Forscher der Erciyes Universität im türkischen Kayseri haben in einer jahrelangen Studie an 200 Männern bestätigt, was übergewichtige Männer schon immer geahnt haben: Nämlich, dass übergewichtige Männer den besseren Sex haben. Ihre Studie ergab, dass Männer mit erhöhtem Körpermasseindex (BMI) im Schnitt rund sieben Minuten länger Sex haben als Männer, deren BMI im Idealbereich liegt. Aufgrund dieses wissenschaftlichen Durchbruchs können wir uns auf eine gesellschaftliche Revolution einstellen.
Nach unbestätigten Augenzeugenberichten leicht übergewichtiger Männer haben im Umfeld der Erciyes Universität im türkischen Kayseri bereits die ersten Fitnessstudios geschlossen, andere haben ihr Angebot modifiziert: Geräte, die zu sehr die Fettverbrennung anregen, wurden abgebaut, auf den so gewonnenen Flächen sind Garküchen und Bierzapfanlagen entstanden, um die Kalorienzufuhr zwischen den Trainingseinheiten zu gewährleisten. Viele Studios bieten zwischen den Fitnessgeräten einen Shuttle-Service mit Golfcarts an (elektrisch aus Öko-Mix, CO2-neutral). All dies unter dem Slogan »Sex-Pack statt Six-Pack«, zu Deutsch etwa: Bettbauch statt Brettbauch.
Auch die Snack-Industrie reagiert dankbar und in Erwartung neuer Impulse auf die Studienergebnisse vom Bosporus (bzw. acht Autostunden entfernt vom Bosporus). Mehrere Firmen haben für die Produktbezeichnung »Snex« statt Snacks Gebrauchsmusterschutz angemeldet.

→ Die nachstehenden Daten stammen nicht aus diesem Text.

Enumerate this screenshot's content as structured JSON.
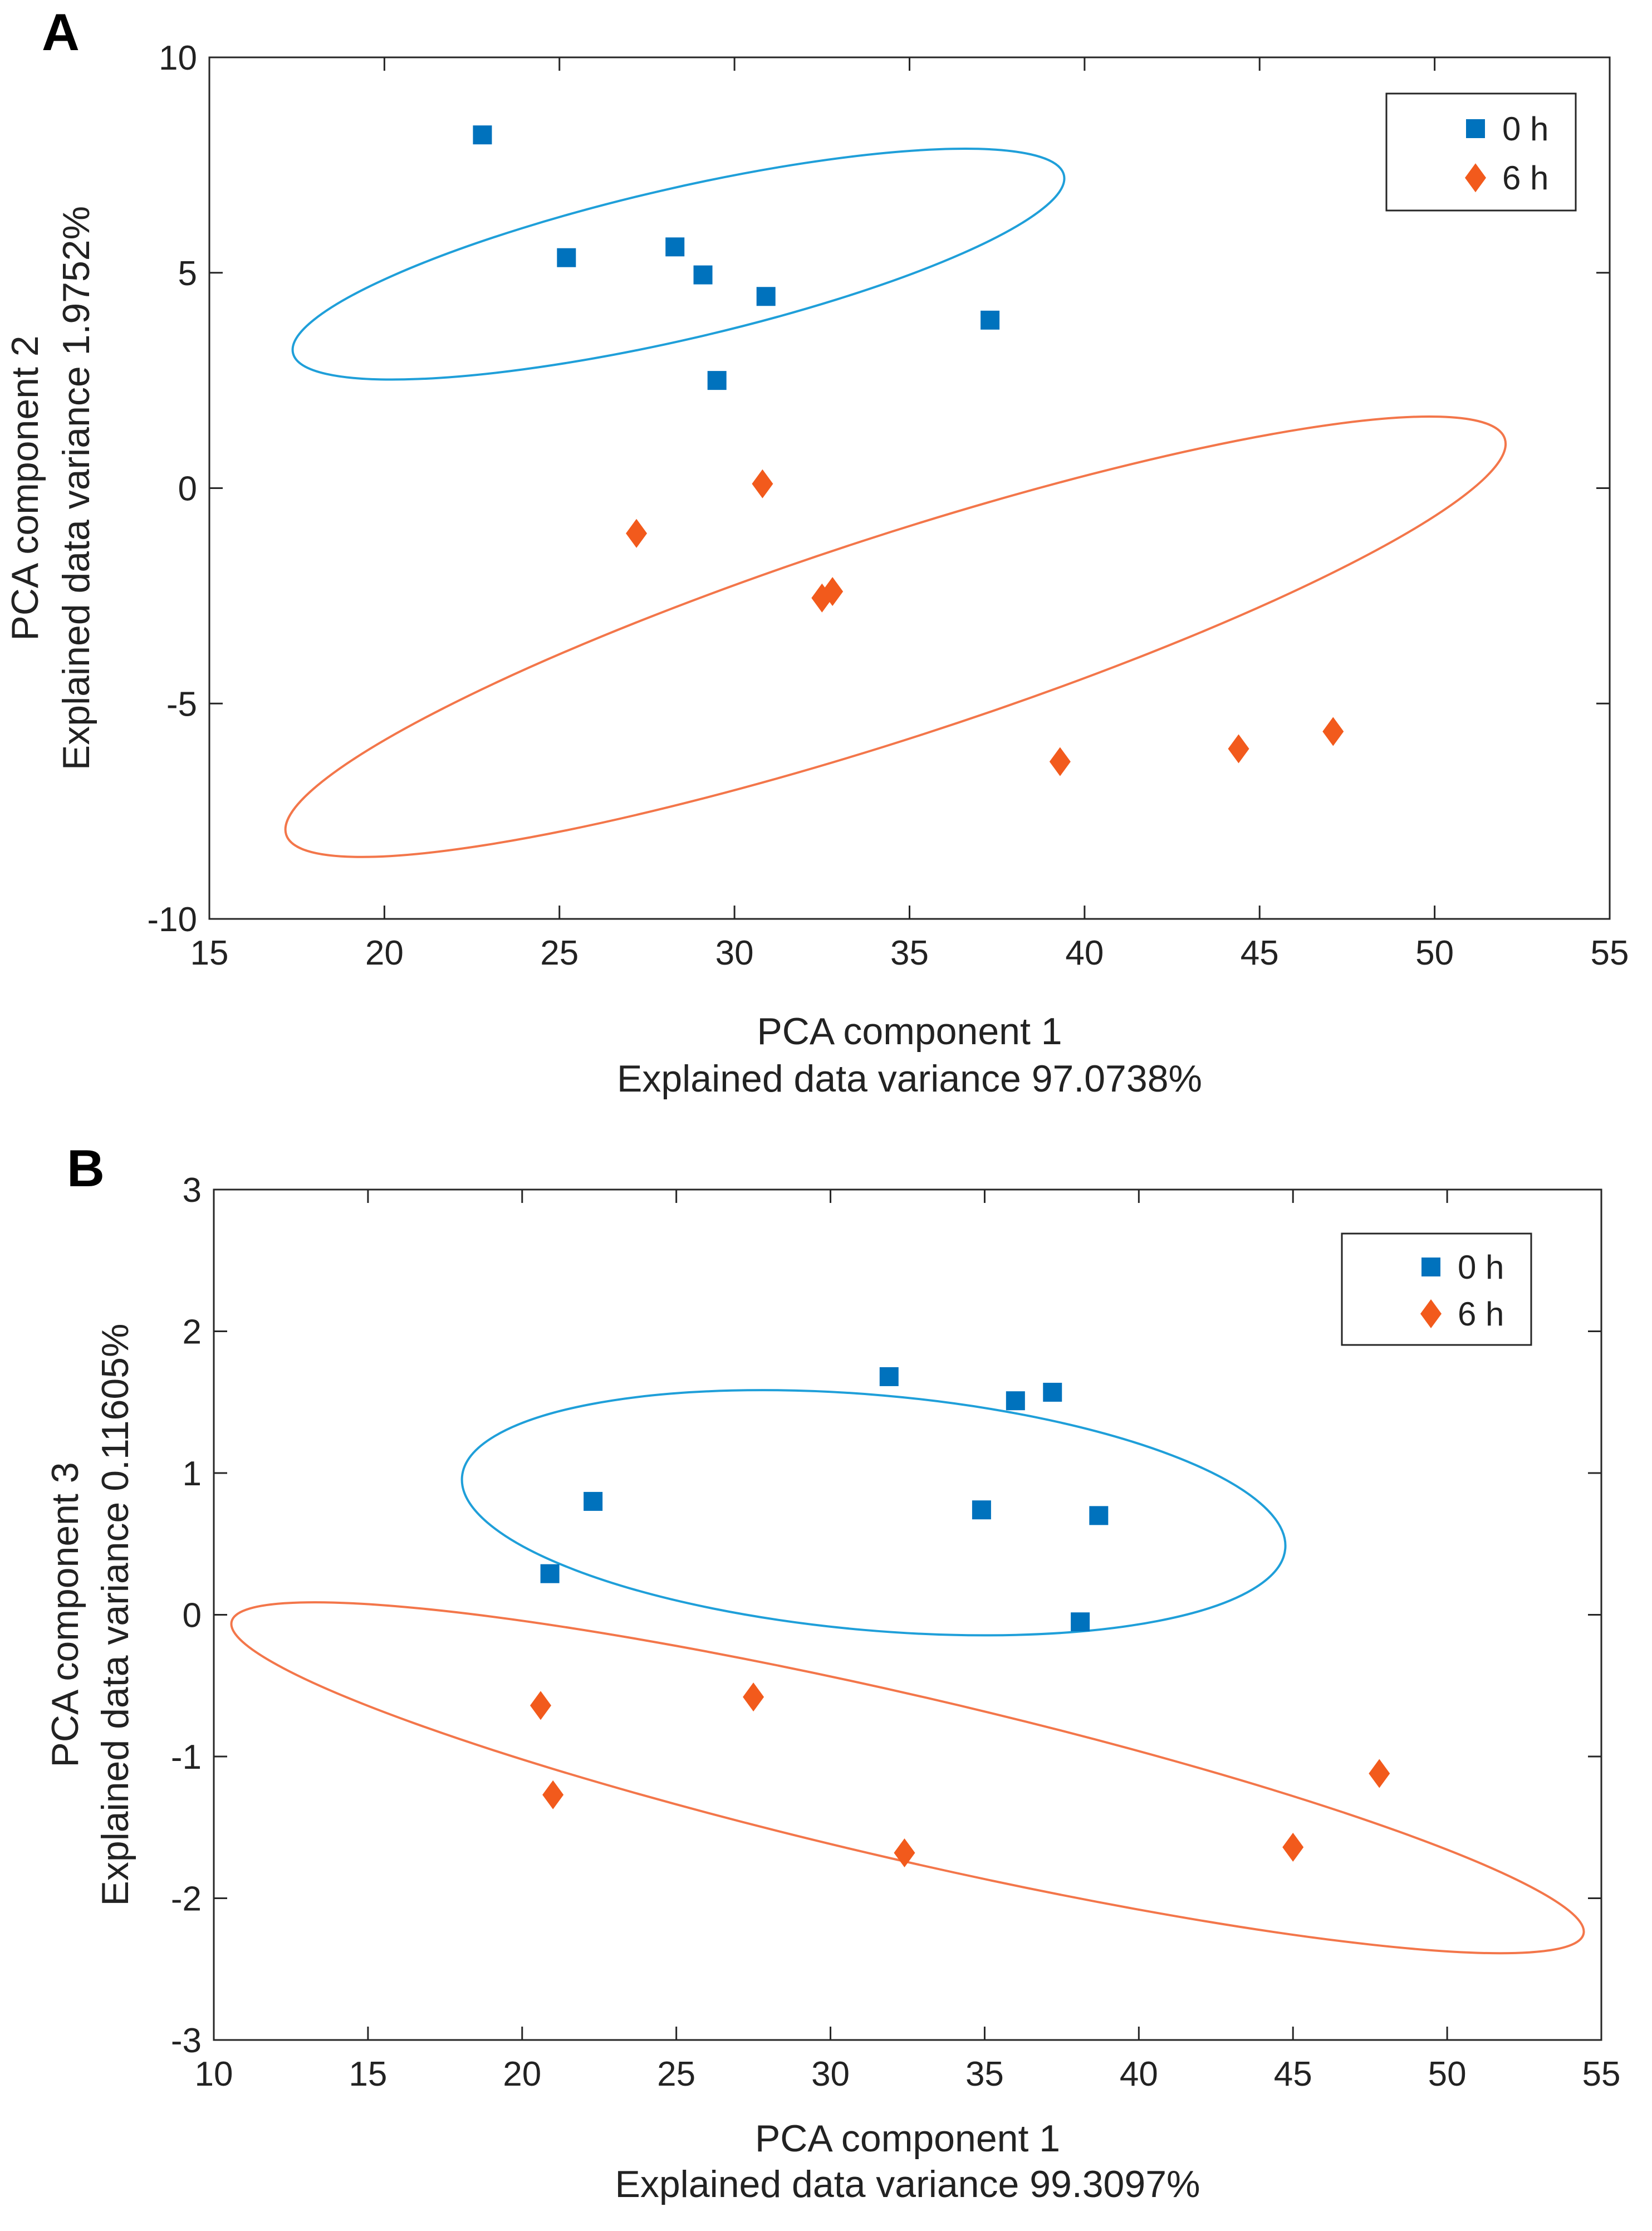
{
  "chart_data": [
    {
      "panel": "A",
      "type": "scatter",
      "xlabel": "PCA component 1",
      "xlabel2": "Explained data variance 97.0738%",
      "ylabel": "PCA component 2",
      "ylabel2": "Explained data variance 1.9752%",
      "xlim": [
        15,
        55
      ],
      "ylim": [
        -10,
        10
      ],
      "xticks": [
        15,
        20,
        25,
        30,
        35,
        40,
        45,
        50,
        55
      ],
      "yticks": [
        -10,
        -5,
        0,
        5,
        10
      ],
      "legend": "top-right",
      "grid": false,
      "series": [
        {
          "name": "0 h",
          "marker": "square",
          "color": "#0072bd",
          "points": [
            [
              22.8,
              8.2
            ],
            [
              25.2,
              5.35
            ],
            [
              28.3,
              5.6
            ],
            [
              29.1,
              4.95
            ],
            [
              30.9,
              4.45
            ],
            [
              37.3,
              3.9
            ],
            [
              29.5,
              2.5
            ]
          ],
          "ellipse": {
            "cx": 28.4,
            "cy": 5.2,
            "rx": 11.3,
            "ry": 1.75,
            "angle_deg": -13,
            "color": "#1f9fd9"
          }
        },
        {
          "name": "6 h",
          "marker": "diamond",
          "color": "#f25a1c",
          "points": [
            [
              30.8,
              0.1
            ],
            [
              27.2,
              -1.05
            ],
            [
              32.5,
              -2.55
            ],
            [
              32.8,
              -2.4
            ],
            [
              39.3,
              -6.35
            ],
            [
              44.4,
              -6.05
            ],
            [
              47.1,
              -5.65
            ]
          ],
          "ellipse": {
            "cx": 34.6,
            "cy": -3.45,
            "rx": 18.3,
            "ry": 2.35,
            "angle_deg": -18,
            "color": "#f3764a"
          }
        }
      ]
    },
    {
      "panel": "B",
      "type": "scatter",
      "xlabel": "PCA component 1",
      "xlabel2": "Explained data variance 99.3097%",
      "ylabel": "PCA component 3",
      "ylabel2": "Explained data variance 0.11605%",
      "xlim": [
        10,
        55
      ],
      "ylim": [
        -3,
        3
      ],
      "xticks": [
        10,
        15,
        20,
        25,
        30,
        35,
        40,
        45,
        50,
        55
      ],
      "yticks": [
        -3,
        -2,
        -1,
        0,
        1,
        2,
        3
      ],
      "legend": "top-right",
      "grid": false,
      "series": [
        {
          "name": "0 h",
          "marker": "square",
          "color": "#0072bd",
          "points": [
            [
              31.9,
              1.68
            ],
            [
              36.0,
              1.51
            ],
            [
              37.2,
              1.57
            ],
            [
              22.3,
              0.8
            ],
            [
              34.9,
              0.74
            ],
            [
              38.7,
              0.7
            ],
            [
              20.9,
              0.29
            ],
            [
              38.1,
              -0.05
            ]
          ],
          "ellipse": {
            "cx": 31.4,
            "cy": 0.72,
            "rx": 13.4,
            "ry": 0.83,
            "angle_deg": 5,
            "color": "#1f9fd9"
          }
        },
        {
          "name": "6 h",
          "marker": "diamond",
          "color": "#f25a1c",
          "points": [
            [
              20.6,
              -0.64
            ],
            [
              27.5,
              -0.58
            ],
            [
              21.0,
              -1.27
            ],
            [
              32.4,
              -1.68
            ],
            [
              45.0,
              -1.64
            ],
            [
              47.8,
              -1.12
            ]
          ],
          "ellipse": {
            "cx": 32.5,
            "cy": -1.15,
            "rx": 22.5,
            "ry": 0.58,
            "angle_deg": 13,
            "color": "#f3764a"
          }
        }
      ]
    }
  ]
}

Die neue Chips- und Flips-Frühjahrskollektion wird auf veraltete Hinweise wie »kalorienreduziert« oder »mit natürlichem Sonnenblumenöl« völlig verzichten und stattdessen den wahren Benefit in den Mittelpunkt des Marketings stellen: mit Salzkaramell gefüllte und Schokolade überzogene Erdnussflips aus der Produktlinie »Seven Minutes plus« und Chips mit der neuen Geschmacksnote »Frittenfett« sind nur zwei Beispiele für diese Entwicklung, ebenso die Tiefkühlpizza »Sieben Käse«.
Außerdem sind führende Modediscounter-Ketten dabei, alle noch im Handel befindlichen »Skinny Jeans« und »Slim Fit«-Hemden unter großem logitischem Aufwand (Vorsicht, Schwertransport auf der A1!) aus dem Handel zu »tilgen«, wie ein Branchensprecher es formuliert: »Niemand möchte mehr in Kleidungsstücken gesehen werden, denen man ›sieben Minuten weniger‹ bereits von weitem ansieht«, so der Branchensprecher weiter, mit vollem Mund.
Leitartikel der führenden Tageszeitungen warnen zwar vor einer Diskriminierung Normalgewichtiger. Allerdings weitgehend ungehört, da die Titelseiten inzwischen ganz von der Food-Berichterstattung dominiert sind und die Leitartikel nur noch einmal wöchentlich in der kleinen Rubrik »Zum Einwickeln« im letzten Buch erscheinen.